Schlögl ist über die Wissenschaftsszene hinaus dafür bekannt, dass er Klartext redet – und, dass er sich verständlich ausdrücken kann. Entsprechend trocken beantwortet er Lossaus Eingangsfrage, ob die Energiewende gelingen könne: „So, wie wir die Dinge momentan angehen – sicher nicht“. Das deshalb, weil nach wie vor unter „Energiewende“ der Ersatz fossiler Kraftwerke durch Erneuerbare Energieträger verstanden werde. Doch so einfach sei es „leider nicht“. Aufgrund der Volatilität von Wind und PV seien „große Änderungen im System der elektrischen Energieversorgung erforderlich“. Ob die Speicherung denn keine Lösung sei? “ In der Theorie klingt das gut“, so Schlögl. „Doch in der Praxis ist das Speichern von elektrischer Energie alles andere als einfach. Batterien haben bezogen auf ihr Gewicht noch immer eine sehr kleine Kapazität. Zudem sind sie teuer und haben eine recht begrenzte Lebensdauer.“
Schlögl dämpft die Erwartungen in die Batterieforschung, die habe 150 Jahre auf der Stelle getreten, mit Ausnahme der sogenannten Lithiumionen-Batterien. Mit denen sei die Technologie aber jetzt nahezu ausgereizt. Das liege einfach an physikalischen Grenzen. Denn eine Batterie brauche für jedes zu speichernde Elektron mindestens ein weiteres ganzes Atom. Das aber mache Batterien notgedrungen schwer und nicht besonders effizient. Schlögl glaubt, die Batterieleistung sei höchstens verdoppelbar („um einen Faktor zwei leistungsfähiger“). Dann, sagt er, „ist das Ende der Fahnenstange erreicht“ nicht ohne darauf hinzuweisen, dass bislang jeder Kapazitätsgewinn immer auch die Lebensdauer verkürzt habe.

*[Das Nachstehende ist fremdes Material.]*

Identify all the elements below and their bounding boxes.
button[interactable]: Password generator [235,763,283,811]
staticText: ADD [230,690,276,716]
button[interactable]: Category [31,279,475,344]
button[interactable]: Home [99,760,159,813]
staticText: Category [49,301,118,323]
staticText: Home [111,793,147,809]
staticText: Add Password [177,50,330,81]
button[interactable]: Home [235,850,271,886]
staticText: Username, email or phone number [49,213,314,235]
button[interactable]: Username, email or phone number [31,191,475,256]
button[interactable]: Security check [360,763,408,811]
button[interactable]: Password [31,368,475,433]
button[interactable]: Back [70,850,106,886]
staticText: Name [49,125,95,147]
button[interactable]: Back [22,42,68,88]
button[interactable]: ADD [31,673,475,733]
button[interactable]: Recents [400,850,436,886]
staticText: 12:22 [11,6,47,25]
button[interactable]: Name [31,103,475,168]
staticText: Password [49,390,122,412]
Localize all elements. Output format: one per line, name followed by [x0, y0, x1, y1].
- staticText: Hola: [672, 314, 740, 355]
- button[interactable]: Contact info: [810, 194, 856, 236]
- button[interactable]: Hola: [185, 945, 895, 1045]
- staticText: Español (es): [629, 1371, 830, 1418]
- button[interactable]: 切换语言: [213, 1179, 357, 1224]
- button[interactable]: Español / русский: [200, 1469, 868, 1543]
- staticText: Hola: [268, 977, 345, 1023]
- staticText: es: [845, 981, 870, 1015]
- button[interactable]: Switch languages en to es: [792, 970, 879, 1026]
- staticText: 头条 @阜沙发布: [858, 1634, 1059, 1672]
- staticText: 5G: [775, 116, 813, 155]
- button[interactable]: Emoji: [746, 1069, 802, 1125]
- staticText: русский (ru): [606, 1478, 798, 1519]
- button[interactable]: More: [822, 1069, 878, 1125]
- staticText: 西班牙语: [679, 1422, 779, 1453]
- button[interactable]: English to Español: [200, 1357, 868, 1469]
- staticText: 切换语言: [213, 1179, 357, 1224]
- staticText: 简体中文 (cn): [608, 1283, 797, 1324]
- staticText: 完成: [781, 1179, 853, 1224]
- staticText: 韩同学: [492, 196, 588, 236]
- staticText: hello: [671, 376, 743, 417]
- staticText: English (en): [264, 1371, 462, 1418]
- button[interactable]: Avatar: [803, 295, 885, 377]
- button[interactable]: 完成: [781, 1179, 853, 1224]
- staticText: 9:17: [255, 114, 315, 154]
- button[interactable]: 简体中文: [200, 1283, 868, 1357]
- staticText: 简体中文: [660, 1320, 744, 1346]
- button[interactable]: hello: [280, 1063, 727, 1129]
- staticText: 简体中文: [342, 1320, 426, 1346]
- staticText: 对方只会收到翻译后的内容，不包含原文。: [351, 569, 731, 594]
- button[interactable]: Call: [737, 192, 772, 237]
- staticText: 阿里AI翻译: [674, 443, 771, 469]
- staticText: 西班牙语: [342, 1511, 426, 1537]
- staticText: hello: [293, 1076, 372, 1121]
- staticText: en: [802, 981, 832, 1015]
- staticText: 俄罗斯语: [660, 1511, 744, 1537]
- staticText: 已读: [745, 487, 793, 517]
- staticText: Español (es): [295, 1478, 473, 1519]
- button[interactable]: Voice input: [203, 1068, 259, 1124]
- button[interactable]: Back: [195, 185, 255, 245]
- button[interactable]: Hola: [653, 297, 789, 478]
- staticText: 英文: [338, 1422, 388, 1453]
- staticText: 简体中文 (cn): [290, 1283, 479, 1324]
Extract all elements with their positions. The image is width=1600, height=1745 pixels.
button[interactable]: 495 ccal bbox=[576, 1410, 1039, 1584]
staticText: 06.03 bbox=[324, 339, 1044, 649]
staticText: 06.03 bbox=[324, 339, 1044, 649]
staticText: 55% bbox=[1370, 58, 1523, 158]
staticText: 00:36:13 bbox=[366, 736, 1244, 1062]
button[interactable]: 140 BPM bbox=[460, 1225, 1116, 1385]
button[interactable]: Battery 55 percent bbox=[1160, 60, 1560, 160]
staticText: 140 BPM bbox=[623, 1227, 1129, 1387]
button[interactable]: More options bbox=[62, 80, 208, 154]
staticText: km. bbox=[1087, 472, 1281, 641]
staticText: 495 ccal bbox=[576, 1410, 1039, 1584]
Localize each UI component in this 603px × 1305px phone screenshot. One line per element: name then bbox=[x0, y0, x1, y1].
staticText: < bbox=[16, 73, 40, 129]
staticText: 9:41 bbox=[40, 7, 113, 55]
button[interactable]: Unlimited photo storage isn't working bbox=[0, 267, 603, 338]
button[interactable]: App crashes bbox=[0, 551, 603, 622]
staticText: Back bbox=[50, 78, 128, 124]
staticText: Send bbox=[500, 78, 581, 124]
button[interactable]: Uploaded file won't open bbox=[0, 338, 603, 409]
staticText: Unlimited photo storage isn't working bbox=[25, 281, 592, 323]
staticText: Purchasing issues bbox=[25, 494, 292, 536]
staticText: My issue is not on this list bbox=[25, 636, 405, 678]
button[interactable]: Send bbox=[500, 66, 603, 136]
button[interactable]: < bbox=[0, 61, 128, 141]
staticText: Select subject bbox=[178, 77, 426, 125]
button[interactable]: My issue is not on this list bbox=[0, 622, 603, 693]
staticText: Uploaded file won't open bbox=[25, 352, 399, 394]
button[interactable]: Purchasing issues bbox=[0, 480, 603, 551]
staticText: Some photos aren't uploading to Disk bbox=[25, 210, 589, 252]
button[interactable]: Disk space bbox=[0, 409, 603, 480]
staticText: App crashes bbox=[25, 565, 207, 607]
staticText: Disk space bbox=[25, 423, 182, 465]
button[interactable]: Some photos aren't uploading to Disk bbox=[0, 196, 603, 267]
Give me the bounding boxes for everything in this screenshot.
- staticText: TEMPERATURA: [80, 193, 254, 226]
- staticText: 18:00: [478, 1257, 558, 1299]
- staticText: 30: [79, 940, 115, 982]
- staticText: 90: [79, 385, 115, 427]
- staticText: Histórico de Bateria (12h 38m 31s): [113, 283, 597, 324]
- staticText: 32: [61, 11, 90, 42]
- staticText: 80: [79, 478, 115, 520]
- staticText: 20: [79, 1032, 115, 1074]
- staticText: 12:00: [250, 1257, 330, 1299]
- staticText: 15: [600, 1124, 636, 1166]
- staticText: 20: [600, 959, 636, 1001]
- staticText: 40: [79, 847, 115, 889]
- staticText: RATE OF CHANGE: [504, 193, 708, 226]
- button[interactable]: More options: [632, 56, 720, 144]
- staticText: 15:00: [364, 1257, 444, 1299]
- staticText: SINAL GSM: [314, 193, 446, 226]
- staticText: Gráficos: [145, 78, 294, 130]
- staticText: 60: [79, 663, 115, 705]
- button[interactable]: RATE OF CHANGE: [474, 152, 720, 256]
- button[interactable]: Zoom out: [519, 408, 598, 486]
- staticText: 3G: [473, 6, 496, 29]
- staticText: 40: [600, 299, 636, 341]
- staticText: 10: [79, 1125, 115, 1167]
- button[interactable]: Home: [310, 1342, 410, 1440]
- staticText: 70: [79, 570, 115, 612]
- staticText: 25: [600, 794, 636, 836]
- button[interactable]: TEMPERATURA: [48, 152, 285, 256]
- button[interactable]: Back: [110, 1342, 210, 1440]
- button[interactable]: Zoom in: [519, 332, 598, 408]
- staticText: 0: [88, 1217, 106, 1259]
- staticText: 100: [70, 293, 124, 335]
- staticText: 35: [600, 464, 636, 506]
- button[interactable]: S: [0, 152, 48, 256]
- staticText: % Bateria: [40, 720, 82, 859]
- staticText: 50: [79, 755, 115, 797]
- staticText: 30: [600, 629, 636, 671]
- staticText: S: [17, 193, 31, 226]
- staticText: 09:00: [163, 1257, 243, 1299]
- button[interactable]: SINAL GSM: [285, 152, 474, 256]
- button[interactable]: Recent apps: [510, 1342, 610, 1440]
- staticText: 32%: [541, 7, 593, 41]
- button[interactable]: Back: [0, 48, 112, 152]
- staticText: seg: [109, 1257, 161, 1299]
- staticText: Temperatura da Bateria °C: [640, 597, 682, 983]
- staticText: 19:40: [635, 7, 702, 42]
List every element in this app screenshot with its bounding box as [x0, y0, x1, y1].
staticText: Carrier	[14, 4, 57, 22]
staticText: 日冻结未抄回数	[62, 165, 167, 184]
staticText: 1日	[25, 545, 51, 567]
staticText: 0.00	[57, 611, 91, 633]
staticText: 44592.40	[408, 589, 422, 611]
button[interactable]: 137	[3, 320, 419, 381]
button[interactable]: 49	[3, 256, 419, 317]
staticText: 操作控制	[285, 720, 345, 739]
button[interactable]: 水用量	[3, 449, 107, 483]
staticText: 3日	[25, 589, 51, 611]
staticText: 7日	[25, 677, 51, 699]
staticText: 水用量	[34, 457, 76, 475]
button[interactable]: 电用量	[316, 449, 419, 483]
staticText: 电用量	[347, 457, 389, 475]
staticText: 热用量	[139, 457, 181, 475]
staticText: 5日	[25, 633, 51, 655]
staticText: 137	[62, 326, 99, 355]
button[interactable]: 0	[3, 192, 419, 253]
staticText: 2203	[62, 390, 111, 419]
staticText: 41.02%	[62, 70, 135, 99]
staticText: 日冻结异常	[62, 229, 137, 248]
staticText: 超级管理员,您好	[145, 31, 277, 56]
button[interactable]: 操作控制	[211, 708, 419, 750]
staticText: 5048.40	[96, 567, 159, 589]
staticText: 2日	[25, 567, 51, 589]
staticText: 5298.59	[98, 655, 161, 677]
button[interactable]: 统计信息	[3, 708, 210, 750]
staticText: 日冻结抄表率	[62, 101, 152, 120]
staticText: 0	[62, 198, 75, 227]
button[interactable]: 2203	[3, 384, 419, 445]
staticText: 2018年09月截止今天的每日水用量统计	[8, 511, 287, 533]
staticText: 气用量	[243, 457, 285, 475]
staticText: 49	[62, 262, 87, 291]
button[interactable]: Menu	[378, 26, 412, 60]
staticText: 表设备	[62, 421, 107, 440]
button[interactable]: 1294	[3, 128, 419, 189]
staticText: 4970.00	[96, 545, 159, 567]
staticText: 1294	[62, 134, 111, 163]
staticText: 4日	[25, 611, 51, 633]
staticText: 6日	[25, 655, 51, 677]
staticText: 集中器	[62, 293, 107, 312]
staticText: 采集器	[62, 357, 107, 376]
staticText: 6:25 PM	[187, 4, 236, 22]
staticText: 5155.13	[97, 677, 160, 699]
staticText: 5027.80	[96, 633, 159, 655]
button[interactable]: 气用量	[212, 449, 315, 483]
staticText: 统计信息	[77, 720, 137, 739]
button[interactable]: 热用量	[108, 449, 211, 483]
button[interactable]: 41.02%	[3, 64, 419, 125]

Ausweg synthetische Kraftstoffe
Also bietet der Chemiker einen Ausweg an: Synthetische Kraftstoffe, auch alternative Treibstoffe, Designer- oder E-Fuels genannt (siehe: solarify.eu/alternative-kraftstoffe-synthetische-treibstoffe-desinger-fuels-e-fuels). Sie können aus CO2 hergestellt und wie Benzin oder Diesel in herkömmlichen Motoren verbrannt werden. Ihr Energiegehalt ist genauso hoch wie der heute üblicher Kraftstoffe. Schlögl propagiert eine neue Art des Elektroantriebs: „Der Strom für diese Motoren sollte allerdings nicht aus einer Batterie kommen, sondern von einem besonderen Verbrennungsmotor, in dem synthetische Kraftstoffe verbrannt werden. Die Turbine versorgt eine kleine Batterie mit der Energie, die zum Betrieb des Elektromotors benötigt wird. Diese verglichen mit reinen Elektrofahrzeugen kleine Batterie kann überdies die beim Bremsen zurückgewonnene Energie aufnehmen.“ Dieser Antrieb werde bereits vielfach eingesetzt – „in praktisch allen großen Maschinen“. Wichtig beim Design der Treibstoffe: die rückstandsfreie Verbrennung.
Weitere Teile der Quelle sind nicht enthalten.